En junio de este año, según informaron los empleados de la comisaría 24, hubo una inquietud colectiva referida a una Trafic blanca. Supuestamente circulaba por las calles del barrio a la pesca de niños. En la comisaría no tienen datos precisos. Patrullaron el lugar en busca de pistas y no encontraron nada. El rumor atravesó Barracas, Dock Sud y La Boca.

En la reunión de la Asociación de Vecinos de La Boca, del 26 de octubre de 2010, los participantes enfocaron la cuestión de la inseguridad a partir de la reurbanización de la Avenida Pedro de Mendoza. Un vecino comentó que se observaban  policías en lugares donde había dinero y turistas, pero no en las zonas más peligrosas. Otro insistió en la necesidad de denunciar para que haya datos concretos con los cuales manejarse. La reunión dejó como saldo una pregunta: ¿Qué tan peligroso es vivir en La Boca?
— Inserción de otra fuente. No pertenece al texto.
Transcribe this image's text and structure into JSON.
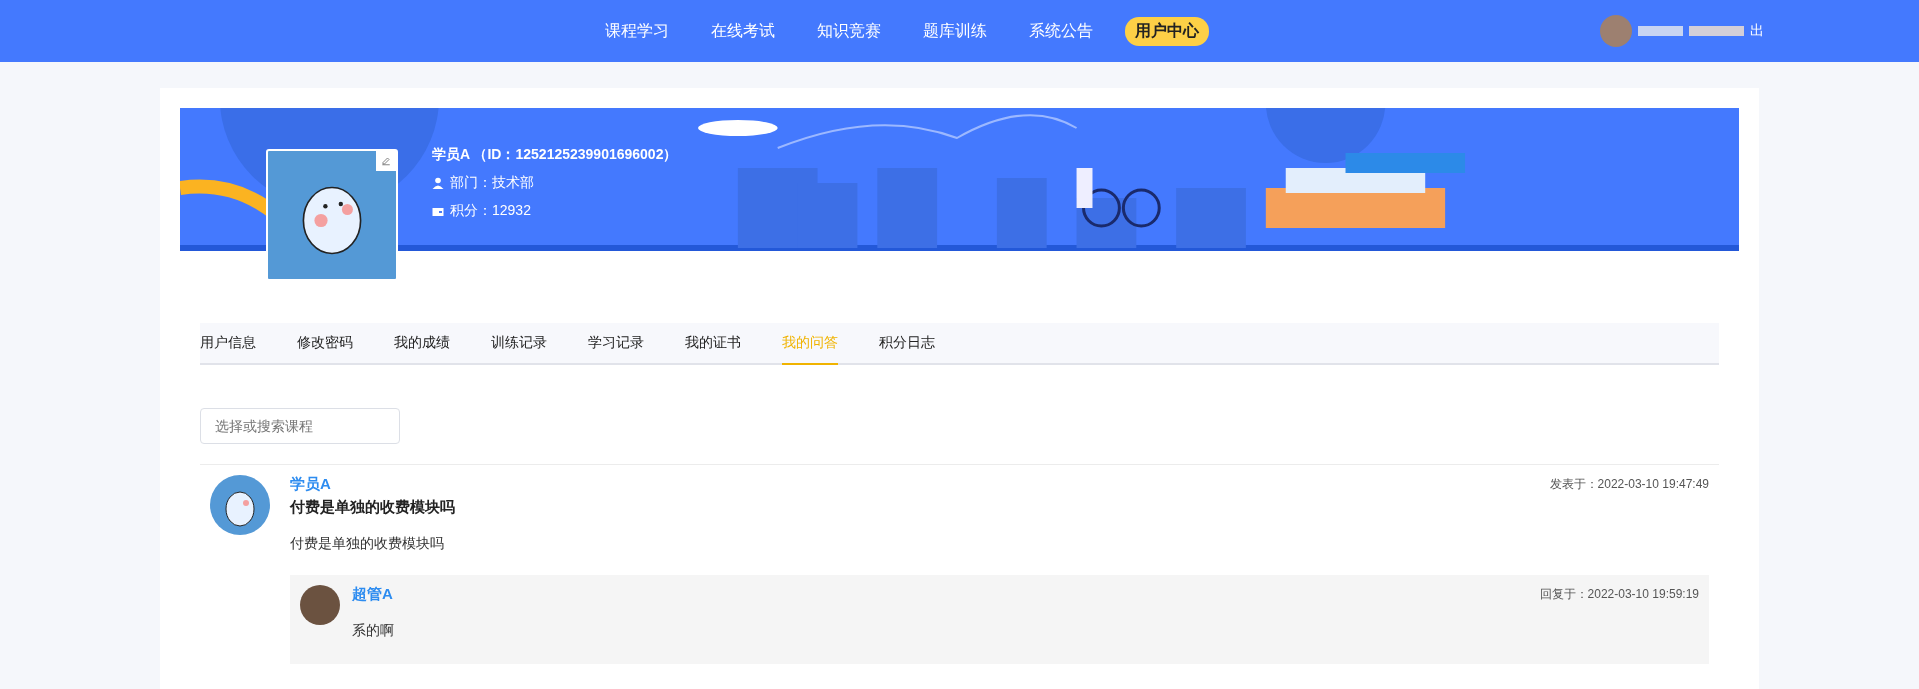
{
  "nav": {
    "items": [
      {
        "label": "课程学习",
        "selected": false
      },
      {
        "label": "在线考试",
        "selected": false
      },
      {
        "label": "知识竞赛",
        "selected": false
      },
      {
        "label": "题库训练",
        "selected": false
      },
      {
        "label": "系统公告",
        "selected": false
      },
      {
        "label": "用户中心",
        "selected": true
      }
    ],
    "logout": "出"
  },
  "profile": {
    "name_line": "学员A （ID：1252125239901696002）",
    "department": "部门：技术部",
    "points": "积分：12932"
  },
  "tabs": [
    {
      "label": "用户信息",
      "selected": false
    },
    {
      "label": "修改密码",
      "selected": false
    },
    {
      "label": "我的成绩",
      "selected": false
    },
    {
      "label": "训练记录",
      "selected": false
    },
    {
      "label": "学习记录",
      "selected": false
    },
    {
      "label": "我的证书",
      "selected": false
    },
    {
      "label": "我的问答",
      "selected": true
    },
    {
      "label": "积分日志",
      "selected": false
    }
  ],
  "search": {
    "placeholder": "选择或搜索课程"
  },
  "questions": [
    {
      "author": "学员A",
      "title": "付费是单独的收费模块吗",
      "body": "付费是单独的收费模块吗",
      "posted": "发表于：2022-03-10 19:47:49",
      "replies": [
        {
          "author": "超管A",
          "body": "系的啊",
          "replied": "回复于：2022-03-10 19:59:19"
        }
      ]
    }
  ]
}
Según los números que maneja la comisaría 24ª, en todo el barrio hay 15 casas tomadas y 80 conventillos en situación irregular. “Durante diciembre tuvimos unas cinco denuncias por arrebatos a turistas, un número bajo comparado con otras jurisdicciones. El tema es que hay amplios sectores del barrio muy deteriorados desde el punto de vista urbano y eso genera una sensación de inseguridad grande”, dijo uno de los policías.

El Ministerio de Seguridad lanzó recientemente una política que comprende el desembarco de 2500 efectivos de Gendarmería y Prefectura y la reasignación de tareas al personal de las Comisarías del Sur. “Uno de los actores principales en todo esto, son los propios vecinos”, dijo la ministra Nilda Garré. La Asociación de Vecinos de La Boca tiene una presencia fuerte y es de esperar que, aunque esté surgiendo un boom inmobiliario, no permitan que el barrio se convierta en un segundo Puerto Madero.